GLSL concurrency + depth testing

Hi, I am implementing Per Pixel Linked Lists in OpenGL 4.3 using 2 SSBOs:

// -------------- PPLL Structures --------------- //
                                                  //
struct PixelPointers                              //
{                                                 //
    uint root_ptr;                                //
    uint closest_ptr;                             //
};                                                //
layout( std430, binding=4 ) buffer PixelMap       //
{                                                 //
    PixelPointers pixel[];                        //
};                                                //
                                                  //
struct Fragment                                   //
{                                                 //
    vec3  pos;                                    //
    float depth;                                  //
    vec3  normal;                                 //
    uint  mat_id;                                 //
};                                                //
struct FragNode                                   //
{                                                 //
    uint     next_ptr;                            //
    Fragment frag;                                //
};                                                //
layout( binding=6 ) uniform atomic_uint counter;  //
layout( std430, binding=5 ) buffer PPLL           //
{                                                 //
   FragNode	frags[];                          //
};                                                //
                                                  //
// ---------------------------------------------- //

Notice how I am storing the root of each linked-list of fragments per pixel (root_ptr).
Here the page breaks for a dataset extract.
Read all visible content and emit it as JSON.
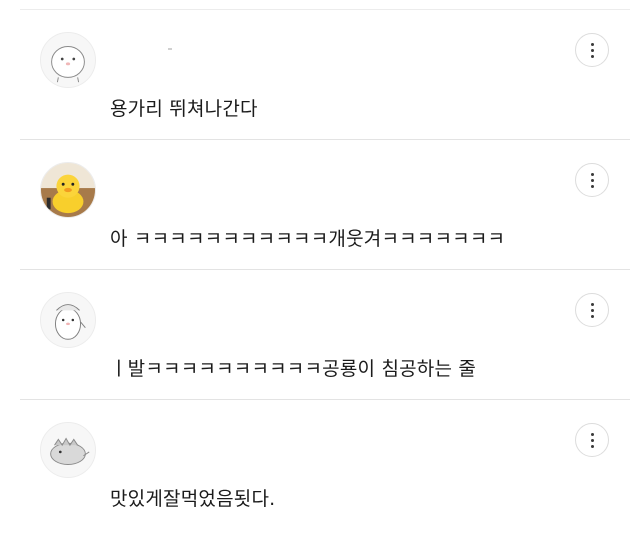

However, I am also storing the index of the fragment nearest to the viewpoint (closest_ptr). This is how I store it:

	// ---------------------- depth check -------------------------- //
	                                                                 //
	uint closest = pixel[pixelIndex].closest_ptr;                    //
	if(closest == 0 || gl_FragCoord.z < frags[closest-1].frag.depth) //
		  atomicExchange(pixel[pixelIndex].closest_ptr,index+1); //
		                                                         //
	// ------------------------------------------------------------- //

As you can see, I do my own depth check. I first get the index of the closest fragment (zero means there’s no linked-list) and then use the index to access the fragment node and compare its depth to the current fragment’s depth. Then I atomically replace the pointer if I found a new nearest fragment. However, I get some visual glitches that suggest there’s more than 1 kernel looking at the same pixel. It suggests that there’s two fragments from the same pixel being processed simultaneously and both test as nearest and override the pixel’s pointer(index) to the nearest fragment. The result is that sometimes a fragment from behind is painted instead of the nearest fragment. Let me clarify with an example:

There’s two possible fragments to be written onto a pixel, A is near, B is far. The pixel’s closest_ptrstarts as ZERO. Let’s imagine both fragments start being processed at the same time. They both look at closest_ptrand see a ZERO so they both are going to atomically replace it with their index (a pointer to them), but A does it first and B does it afterwards. The closest_ptrwill actually be pointing to B which is incorrect!

How would I make this “thread safe”?

I found a way to create a sort of critical section:

	uint closest = pixel[pixelIndex].closest_ptr; 
	uint actual_closest = pixel[pixelIndex].closest_ptr;
	do {
		closest = actual_closest;
		if(closest == 0 || gl_FragCoord.z < frags[closest-1].frag.depth)
			actual_closest = atomicCompSwap(pixel[pixelIndex].closest_ptr,closest,index+1);
		else
			break;
	} while(closest != actual_closest);

I’ll explain: I’m overriding a value based on a comparison. So if the value that I used to compare is different than the value at the atomic moment of exchange (actual_closest), I don’t override because of incoherence. If coherent, I override, simply. However, if I couldn’t override, I need to go back and try comparing again with the corrected value (actual_closest) and then override iff coherent. Metaphorically speaking, my kernels were trying to take a shower at random times and sometimes they would take a shower simultaneously which would cause them to have cold water; with this fix, they wait until nobody is using the shower so they all can have hot water :slight_smile:

However, I don’t like this loop. Looks hacky, verbose and dangerous. Please tell me if you find other ways to fix my problem! Or let me know if this fix is actually OK to use.

What you actually want is a lock across a critical section which I don’t think is available so your hack or something similar is the best you can do. You could look at the barrier command to see if offered help.